Per legge, il rincaro delle tariffe autostradali dovrebbe essere parametrato ai «costi ammessi» (investimenti). Ma l’applicazione del criterio, scrive Ragazzi, «è largamente discrezionale». Con un’inflazione ormai prossima allo zero, “i cospicui aumenti dei pedaggi (3,91% nel 2013 e 3,9% nel 2014) appaiono sempre più inaccettabili, e imbarazzanti per il governo». Tanto più che anche gli interventi più recenti da parte dell’esecutivo sembrano volti a garantire più i profitti delle concessionarie che non la tasca gli utenti. Il decreto Sblocca Italia, osserva Ragazzi, in vista di alcune concessioni in scadenza, prevede di accorparle, allungandone la durata: «Il futuro della rete sarebbe così cristallizzato per i prossimi due decenni e oltre, assicurando la perpetuazione delle ricche rendite del settore».
La svolta liberale e di mercato, di cui parla Manca sul Corsera, fa a pugni con la realtà descritta da Ragazzi: «Se guardiamo alla storia, gli azionisti non hanno mai versato capitali nelle concessionarie, se non per importi irrisori: tutto è stato finanziato da debiti, poi rimborsati con i proventi dei pedaggi. Per le concessionarie non esistono investimenti a rischio: la remunerazione in tariffa è garantita, e c’è sempre la possibilità di richiedere il riequilibrio del piano economico e finanziario, anche quando si sbagliano di molto le previsioni«.

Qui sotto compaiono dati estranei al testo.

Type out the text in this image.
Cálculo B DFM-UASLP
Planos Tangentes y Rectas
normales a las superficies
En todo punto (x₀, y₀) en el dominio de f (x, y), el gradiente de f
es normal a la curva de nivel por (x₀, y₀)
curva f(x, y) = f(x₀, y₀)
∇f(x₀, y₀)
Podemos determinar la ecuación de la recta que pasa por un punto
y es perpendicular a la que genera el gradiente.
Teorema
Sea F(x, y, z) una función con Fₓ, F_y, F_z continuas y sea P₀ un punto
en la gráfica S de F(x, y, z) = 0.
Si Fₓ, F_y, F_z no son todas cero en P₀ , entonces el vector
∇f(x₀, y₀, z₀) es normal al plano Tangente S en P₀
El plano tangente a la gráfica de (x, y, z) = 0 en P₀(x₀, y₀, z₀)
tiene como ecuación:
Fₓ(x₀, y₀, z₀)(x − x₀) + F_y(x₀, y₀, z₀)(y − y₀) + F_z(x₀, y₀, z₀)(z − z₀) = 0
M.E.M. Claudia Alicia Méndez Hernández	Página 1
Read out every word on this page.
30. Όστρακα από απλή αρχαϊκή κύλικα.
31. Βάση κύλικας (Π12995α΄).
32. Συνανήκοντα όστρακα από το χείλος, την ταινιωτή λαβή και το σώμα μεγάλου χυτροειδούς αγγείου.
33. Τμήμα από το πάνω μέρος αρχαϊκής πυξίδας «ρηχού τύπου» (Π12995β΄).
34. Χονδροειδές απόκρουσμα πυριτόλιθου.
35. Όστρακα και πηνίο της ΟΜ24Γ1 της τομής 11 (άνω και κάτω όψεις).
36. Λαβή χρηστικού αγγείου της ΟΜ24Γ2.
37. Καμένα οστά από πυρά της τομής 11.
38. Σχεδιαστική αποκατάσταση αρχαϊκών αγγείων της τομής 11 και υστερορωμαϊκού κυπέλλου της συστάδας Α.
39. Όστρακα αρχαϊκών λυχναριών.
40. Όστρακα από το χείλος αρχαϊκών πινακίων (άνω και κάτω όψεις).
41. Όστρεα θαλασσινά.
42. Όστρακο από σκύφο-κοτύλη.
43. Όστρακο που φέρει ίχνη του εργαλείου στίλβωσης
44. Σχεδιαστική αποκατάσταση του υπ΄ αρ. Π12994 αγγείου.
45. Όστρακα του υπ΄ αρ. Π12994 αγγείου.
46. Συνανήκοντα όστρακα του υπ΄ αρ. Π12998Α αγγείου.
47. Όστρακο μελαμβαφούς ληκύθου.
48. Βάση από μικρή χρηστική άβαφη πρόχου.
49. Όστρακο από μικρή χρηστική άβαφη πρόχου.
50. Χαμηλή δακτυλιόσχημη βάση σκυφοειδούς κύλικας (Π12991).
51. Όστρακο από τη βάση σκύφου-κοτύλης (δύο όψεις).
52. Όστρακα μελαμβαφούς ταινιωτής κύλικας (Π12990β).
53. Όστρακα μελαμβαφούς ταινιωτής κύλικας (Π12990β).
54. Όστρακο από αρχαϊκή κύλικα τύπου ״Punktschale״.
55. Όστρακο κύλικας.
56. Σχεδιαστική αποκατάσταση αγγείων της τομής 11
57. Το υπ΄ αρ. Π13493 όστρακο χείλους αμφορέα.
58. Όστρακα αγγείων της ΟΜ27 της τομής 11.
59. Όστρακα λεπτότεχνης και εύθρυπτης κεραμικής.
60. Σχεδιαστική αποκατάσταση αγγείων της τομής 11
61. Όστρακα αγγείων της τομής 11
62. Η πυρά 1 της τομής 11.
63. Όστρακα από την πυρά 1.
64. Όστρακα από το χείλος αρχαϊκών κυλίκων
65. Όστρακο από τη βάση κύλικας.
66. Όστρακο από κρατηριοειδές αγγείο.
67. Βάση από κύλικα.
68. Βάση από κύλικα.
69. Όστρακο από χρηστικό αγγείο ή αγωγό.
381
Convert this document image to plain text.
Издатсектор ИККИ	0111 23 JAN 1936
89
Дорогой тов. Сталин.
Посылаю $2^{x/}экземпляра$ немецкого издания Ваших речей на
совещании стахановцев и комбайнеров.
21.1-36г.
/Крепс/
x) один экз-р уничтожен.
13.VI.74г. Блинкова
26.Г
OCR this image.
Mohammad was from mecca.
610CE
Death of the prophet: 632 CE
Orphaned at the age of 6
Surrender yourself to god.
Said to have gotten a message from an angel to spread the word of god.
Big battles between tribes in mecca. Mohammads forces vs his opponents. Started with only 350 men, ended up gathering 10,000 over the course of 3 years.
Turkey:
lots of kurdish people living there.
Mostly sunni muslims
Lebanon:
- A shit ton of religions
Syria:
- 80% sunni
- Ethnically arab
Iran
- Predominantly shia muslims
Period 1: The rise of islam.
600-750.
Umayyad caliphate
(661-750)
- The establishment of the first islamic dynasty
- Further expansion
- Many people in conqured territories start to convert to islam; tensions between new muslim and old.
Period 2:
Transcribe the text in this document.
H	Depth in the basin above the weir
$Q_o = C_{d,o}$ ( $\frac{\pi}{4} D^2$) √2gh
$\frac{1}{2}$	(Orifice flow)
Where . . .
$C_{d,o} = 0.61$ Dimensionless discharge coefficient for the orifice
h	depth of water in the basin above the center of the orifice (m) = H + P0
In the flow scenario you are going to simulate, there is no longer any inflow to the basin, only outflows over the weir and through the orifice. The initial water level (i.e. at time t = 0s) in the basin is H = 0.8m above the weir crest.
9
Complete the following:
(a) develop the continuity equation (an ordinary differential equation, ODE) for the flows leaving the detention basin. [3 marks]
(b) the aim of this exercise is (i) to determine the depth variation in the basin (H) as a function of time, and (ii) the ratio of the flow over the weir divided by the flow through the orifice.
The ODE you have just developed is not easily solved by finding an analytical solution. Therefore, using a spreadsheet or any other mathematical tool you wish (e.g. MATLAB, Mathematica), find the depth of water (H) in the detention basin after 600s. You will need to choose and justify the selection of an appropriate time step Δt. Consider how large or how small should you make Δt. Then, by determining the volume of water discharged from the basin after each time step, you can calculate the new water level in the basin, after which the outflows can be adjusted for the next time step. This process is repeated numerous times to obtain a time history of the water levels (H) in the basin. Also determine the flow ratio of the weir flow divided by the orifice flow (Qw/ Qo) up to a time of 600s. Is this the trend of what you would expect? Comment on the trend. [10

In sostanza, spiega la ricerca, «all’inizio di ogni periodo regolatorio (ogni cinque anni), su proposta della concessionaria, si definisce un piano economico-finanziario che prevede incrementi di tariffa tali da assicurare una congrua remunerazione sul capitale investito. Il rendimento assicurato è di 4 punti sopra quello medio dei Buoni del Tesoro decennali». Conclude Ragazzi: «Un rendimento davvero ottimo per i tempi che corrono, considerato anche che si tratta di investimenti senza rischio». Ecco il punto vero: «senza rischio». Proprio a questo miravano i gruppi privati che, grazie a Romano Prodi e a Carlo Azeglio Ciampi, fecero la parte del leone nell’assalto alle aziende di Stato, assicurandosi soprattutto quelle che, grazie alle tariffe, avrebbero assicurato una rendita eterna. «Privatizzazioni cleptocratiche» dice ora Sapelli: una definizione perfetta.